• CNS
• correlations
• CPEO
• CPEO+
• deletion break points
• deletion lenght
• heteroplasmy
• KSS
• mitochondria
• mitochondrial deletion
• mitochondrial desease
• SLSMD
• SLSMD syndromes

Background: Single large-scale mitochondrial DNA deletions (SLSMDs) are a significant cause of mitochondrial diseases affecting cell energy production and contributing to a spectrum of clinical symptoms, including neurological manifestations, such as cerebellar ataxia. Two of the main diseases involved are Chronic Progressive External Ophthalmoplegia (CPEO) and Kearns-Sayre Syndrome (KSS). The conflicting genotype-phenotype evidence in recent literature highlights the importance of further investigation in this field.
Aims: The main objective is to provide a detailed genetic analysis of single large-scale mitochondrial DNA deletion syndromes (SLSMDSs) with a specific focus on the implications of these deletions on the central nervous system (CNS).

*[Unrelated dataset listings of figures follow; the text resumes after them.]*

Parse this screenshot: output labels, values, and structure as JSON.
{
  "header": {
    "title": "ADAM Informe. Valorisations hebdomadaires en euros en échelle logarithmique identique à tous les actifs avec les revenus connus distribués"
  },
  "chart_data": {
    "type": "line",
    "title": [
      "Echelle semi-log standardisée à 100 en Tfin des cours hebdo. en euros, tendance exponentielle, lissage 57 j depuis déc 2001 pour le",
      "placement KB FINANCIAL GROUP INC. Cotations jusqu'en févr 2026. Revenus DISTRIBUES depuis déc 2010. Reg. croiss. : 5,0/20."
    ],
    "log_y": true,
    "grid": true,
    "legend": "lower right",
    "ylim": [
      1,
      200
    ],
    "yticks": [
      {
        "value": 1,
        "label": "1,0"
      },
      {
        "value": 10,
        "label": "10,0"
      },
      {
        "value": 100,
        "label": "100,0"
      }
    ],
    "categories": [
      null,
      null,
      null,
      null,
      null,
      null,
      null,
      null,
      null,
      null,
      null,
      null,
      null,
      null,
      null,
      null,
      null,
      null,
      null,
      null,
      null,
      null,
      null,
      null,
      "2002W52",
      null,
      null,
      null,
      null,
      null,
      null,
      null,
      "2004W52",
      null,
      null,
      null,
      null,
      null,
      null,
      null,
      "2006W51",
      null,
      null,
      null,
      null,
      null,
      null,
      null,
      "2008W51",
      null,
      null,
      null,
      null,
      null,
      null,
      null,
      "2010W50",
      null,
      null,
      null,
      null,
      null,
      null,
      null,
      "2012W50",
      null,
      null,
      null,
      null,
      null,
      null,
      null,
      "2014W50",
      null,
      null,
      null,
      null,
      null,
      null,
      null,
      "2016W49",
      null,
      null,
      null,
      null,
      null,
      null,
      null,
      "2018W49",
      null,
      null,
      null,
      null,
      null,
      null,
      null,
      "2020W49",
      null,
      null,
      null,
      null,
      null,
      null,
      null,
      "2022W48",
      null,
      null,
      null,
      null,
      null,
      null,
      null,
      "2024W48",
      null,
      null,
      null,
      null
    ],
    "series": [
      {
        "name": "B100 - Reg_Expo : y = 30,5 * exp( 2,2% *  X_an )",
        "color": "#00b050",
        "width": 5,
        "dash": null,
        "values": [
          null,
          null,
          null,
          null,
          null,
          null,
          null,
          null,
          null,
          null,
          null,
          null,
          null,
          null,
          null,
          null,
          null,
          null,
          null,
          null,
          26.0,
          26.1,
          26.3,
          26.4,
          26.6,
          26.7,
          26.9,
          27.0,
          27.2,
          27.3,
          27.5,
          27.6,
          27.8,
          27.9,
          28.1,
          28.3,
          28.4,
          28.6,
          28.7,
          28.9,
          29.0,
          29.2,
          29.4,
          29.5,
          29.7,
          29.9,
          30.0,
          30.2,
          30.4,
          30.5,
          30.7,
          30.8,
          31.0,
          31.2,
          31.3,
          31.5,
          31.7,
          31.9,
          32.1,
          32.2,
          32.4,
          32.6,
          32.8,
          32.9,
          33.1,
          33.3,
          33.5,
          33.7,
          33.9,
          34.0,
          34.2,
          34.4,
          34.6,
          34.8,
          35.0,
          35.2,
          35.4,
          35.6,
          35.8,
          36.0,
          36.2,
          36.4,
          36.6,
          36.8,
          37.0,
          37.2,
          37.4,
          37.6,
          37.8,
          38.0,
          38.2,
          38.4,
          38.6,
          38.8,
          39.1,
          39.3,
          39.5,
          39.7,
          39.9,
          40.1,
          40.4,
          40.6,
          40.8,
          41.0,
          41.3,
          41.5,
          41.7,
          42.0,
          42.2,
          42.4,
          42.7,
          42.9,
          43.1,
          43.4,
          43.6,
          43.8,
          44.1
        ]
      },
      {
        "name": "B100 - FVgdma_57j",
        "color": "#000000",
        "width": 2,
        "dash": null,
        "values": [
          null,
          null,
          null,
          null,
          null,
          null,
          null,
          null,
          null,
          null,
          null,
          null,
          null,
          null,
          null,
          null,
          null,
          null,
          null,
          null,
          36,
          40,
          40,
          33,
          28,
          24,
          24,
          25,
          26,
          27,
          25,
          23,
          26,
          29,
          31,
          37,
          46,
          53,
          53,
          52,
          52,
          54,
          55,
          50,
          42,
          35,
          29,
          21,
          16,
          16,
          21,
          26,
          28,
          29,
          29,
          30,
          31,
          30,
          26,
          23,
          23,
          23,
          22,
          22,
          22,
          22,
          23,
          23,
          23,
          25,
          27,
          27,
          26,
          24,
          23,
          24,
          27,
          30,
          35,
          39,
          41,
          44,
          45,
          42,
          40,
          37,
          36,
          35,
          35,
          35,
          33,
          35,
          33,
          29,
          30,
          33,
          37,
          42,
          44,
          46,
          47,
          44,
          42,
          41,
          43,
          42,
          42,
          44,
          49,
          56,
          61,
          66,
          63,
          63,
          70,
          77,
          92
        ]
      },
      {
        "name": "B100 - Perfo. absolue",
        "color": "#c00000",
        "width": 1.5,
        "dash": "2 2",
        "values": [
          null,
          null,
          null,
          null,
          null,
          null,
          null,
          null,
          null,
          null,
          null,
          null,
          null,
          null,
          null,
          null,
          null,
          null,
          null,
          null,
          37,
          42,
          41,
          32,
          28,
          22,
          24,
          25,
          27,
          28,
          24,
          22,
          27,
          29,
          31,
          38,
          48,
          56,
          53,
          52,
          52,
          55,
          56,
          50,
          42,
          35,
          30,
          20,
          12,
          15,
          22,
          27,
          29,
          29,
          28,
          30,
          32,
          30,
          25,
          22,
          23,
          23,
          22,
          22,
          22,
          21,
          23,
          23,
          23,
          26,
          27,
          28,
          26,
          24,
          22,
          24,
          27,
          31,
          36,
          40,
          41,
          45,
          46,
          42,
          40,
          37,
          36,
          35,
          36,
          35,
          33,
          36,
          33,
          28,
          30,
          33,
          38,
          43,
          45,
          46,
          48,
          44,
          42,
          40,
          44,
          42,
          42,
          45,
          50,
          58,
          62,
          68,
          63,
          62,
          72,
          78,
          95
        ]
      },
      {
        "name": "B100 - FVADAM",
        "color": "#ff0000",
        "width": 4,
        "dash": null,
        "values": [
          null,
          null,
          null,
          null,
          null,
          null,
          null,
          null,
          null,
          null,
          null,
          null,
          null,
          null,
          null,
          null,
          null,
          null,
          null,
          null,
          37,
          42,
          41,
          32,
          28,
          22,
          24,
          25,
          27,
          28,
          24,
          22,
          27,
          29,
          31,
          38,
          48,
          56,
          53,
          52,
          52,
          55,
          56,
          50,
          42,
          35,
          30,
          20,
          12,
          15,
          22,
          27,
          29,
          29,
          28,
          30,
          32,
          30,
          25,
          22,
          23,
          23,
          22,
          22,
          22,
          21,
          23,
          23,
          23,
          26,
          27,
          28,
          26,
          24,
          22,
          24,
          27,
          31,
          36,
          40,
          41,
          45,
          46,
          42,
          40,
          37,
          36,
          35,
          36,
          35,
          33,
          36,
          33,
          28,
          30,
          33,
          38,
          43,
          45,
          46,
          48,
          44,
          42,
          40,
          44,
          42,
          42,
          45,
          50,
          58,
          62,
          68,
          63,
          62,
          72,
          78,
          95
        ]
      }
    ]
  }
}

Methods: After an accurate review of the literature published about SLSMDs, a cohort of 19 patients diagnosed with SLSMDs were retrospectively enrolled and included in the study. For the patients with available samples, we used long-range PCR and mitochondrial DNA sequencing to characterize different genotypic features, after DNA extraction from the provided specimens (blood, urine and muscle tissue). Data about phenotypical manifestations were collected and analyzed along with the genotypic features and then tested statistically for potential correlations.
Results: The obtained genetic information included, where available, deletion length, heteroplasmy levels and deletion break points, while the considered clinical outcomes were age at onset, disease severity measured by the Newcastle Mitochondrial Disease Adult Scale (NMDAS) score, and CNS involvement. Our analysis revealed several correlations among those data, supporting findings from previous studies. Remarkably, a strong inverse relationship was observed between age at onset and deletion midpoints (deletion central position), suggesting that higher deletion midpoints may correspond to earlier age at onset. Additionally, our findings highlighted the influence of Cytochrome b gene (CYB) gene deletion in CNS involvement.
Conclusions: This study emphasizes the role of deletion location in CNS involvement, demonstrating their potential influence on mitochondrial disease outcomes. However, the small sample size limits the generalizability of these findings. Future research with larger datasets and integrated genetic analyses is essential to validate these trends and uncover the mechanisms underlying CNS pathology in SLSMD.